One of my favorite apothegms, ‘In for a penny, in for a pound’, means just go for it. If you are going to try a little bit then just throw your self into it head first and arms akimbo. I had a basketball coach in high school who told us if you are going to foul make them bleed. I thought it was horrible at the time but now, 35 years later I can see the wisdom in the advice (even if I would never, ever tell a child to hurt someone); In short, if you are going to do something that possibly carries a very high price you better give it everything you’ve got. Otherwise you will end up paying the maximum for surely minimal rewards. I am not saying I am courageous. Hell, I am not even close to bold most of the time, but if something is important enough for me to try then screw creeping down the steps in the shallow end! I head for the deep end right away.

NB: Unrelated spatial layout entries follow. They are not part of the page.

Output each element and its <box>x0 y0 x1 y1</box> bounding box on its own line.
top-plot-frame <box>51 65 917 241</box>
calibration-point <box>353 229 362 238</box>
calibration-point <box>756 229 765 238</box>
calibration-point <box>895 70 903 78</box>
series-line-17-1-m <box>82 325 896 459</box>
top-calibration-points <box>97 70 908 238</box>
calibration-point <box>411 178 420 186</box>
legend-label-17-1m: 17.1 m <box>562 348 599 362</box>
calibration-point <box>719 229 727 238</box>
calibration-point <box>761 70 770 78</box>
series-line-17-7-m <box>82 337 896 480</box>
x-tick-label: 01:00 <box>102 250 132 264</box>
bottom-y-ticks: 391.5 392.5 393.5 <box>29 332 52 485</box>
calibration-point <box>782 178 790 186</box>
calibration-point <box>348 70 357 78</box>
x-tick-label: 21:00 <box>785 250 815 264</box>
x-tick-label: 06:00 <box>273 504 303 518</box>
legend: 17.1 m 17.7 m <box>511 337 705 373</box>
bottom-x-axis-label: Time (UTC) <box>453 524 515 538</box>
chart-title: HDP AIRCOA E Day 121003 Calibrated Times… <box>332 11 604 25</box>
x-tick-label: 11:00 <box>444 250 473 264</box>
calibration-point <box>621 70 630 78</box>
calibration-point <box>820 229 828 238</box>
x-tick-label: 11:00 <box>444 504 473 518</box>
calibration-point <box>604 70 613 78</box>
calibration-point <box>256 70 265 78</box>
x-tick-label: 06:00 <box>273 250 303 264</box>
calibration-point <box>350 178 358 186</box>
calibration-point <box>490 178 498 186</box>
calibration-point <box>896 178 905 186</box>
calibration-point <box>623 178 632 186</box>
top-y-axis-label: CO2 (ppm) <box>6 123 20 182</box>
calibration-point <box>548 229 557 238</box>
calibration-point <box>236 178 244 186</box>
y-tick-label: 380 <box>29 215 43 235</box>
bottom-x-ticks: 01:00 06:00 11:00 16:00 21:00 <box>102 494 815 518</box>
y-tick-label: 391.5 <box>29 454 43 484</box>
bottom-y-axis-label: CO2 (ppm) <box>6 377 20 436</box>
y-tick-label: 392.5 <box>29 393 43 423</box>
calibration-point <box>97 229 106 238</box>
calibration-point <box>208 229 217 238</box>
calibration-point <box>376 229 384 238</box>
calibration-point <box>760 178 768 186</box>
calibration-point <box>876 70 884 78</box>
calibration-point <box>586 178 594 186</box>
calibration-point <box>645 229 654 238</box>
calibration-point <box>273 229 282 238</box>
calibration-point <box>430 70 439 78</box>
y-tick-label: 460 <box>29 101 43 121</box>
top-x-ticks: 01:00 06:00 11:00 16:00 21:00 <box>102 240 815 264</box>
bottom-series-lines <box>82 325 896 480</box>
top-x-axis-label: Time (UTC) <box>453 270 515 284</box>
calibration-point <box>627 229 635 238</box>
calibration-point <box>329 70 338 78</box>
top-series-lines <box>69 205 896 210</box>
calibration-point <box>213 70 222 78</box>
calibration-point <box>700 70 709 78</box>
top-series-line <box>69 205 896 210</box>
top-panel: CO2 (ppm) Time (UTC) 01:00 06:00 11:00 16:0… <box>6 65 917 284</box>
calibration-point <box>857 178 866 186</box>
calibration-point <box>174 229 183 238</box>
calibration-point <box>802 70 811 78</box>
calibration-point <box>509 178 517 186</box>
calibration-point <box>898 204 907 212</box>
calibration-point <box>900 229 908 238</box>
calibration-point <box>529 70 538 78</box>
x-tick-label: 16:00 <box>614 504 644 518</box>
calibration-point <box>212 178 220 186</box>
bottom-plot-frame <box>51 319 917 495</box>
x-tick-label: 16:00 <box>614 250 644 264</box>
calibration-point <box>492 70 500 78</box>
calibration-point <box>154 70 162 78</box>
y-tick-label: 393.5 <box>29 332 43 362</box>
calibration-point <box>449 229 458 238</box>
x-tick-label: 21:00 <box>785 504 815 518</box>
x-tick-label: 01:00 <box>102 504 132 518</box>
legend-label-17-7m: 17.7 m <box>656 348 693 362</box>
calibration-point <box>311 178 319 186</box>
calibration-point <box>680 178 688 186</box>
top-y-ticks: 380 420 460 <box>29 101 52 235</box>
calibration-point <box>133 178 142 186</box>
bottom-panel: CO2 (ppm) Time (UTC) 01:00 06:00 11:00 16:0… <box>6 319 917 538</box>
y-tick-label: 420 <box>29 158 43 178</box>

The last apothegm in my list, ‘Slow and steady wins the race’, is one I think everyone knows, has heard since they were two and grandma read the ‘Tortoise And The Hare’ to them. I think this is an idea wasted on children, they just want to go, go fast, go faster, higher, longer than any other kid and possibly become Superman, you never know! But, if we hear it enough when we are tots,  ‘Slow and steady wins the race’ becomes meaningful when we need it most, brand new and shiny with purpose (imagine a tortoise with a big S—for slow—on his chest, rolling out of the phone booth of our imagination while a light bulb comes on over our heads). Slow and steady allows us to visualize and set long term goals (i.e. crazy lady status at retirement). Slow and steady allows us to endure the years of school, of work, of corporate climbing because we KNOW that these things pay off, that they will give us lasting peace and contentment (or at least a 401K so that we can fund our own peace and contentment). Slow and steady allows us to stay emotionally and/or physically afloat during the lean years, to stay with our spouse during the ‘Why did I ever marry YOU?’ times, to love our kids through the ‘I hate you! Gimme five dollars’ times, to tolerate our pets during the piss on the floor, chew the shoes and bite the preacher times. In short, slow and steady allows us to shudder through the not so great times so that we can revel in the wonderful times.

What grandma failed to read to us as kids was the epilogue to that story, when the tortoise goes home, has a nice hot soak in a well appointed bath, dresses in a natty new shell, aerodynamically designed with the racing tortoise in mind, pours himself an ice cold beer in a tall chilled glass, looks at a picture of the hare and goes ‘nanny nanny boo boo sucker’ under his breath as he sinks into his comfy furniture in that wonderful log he calls home.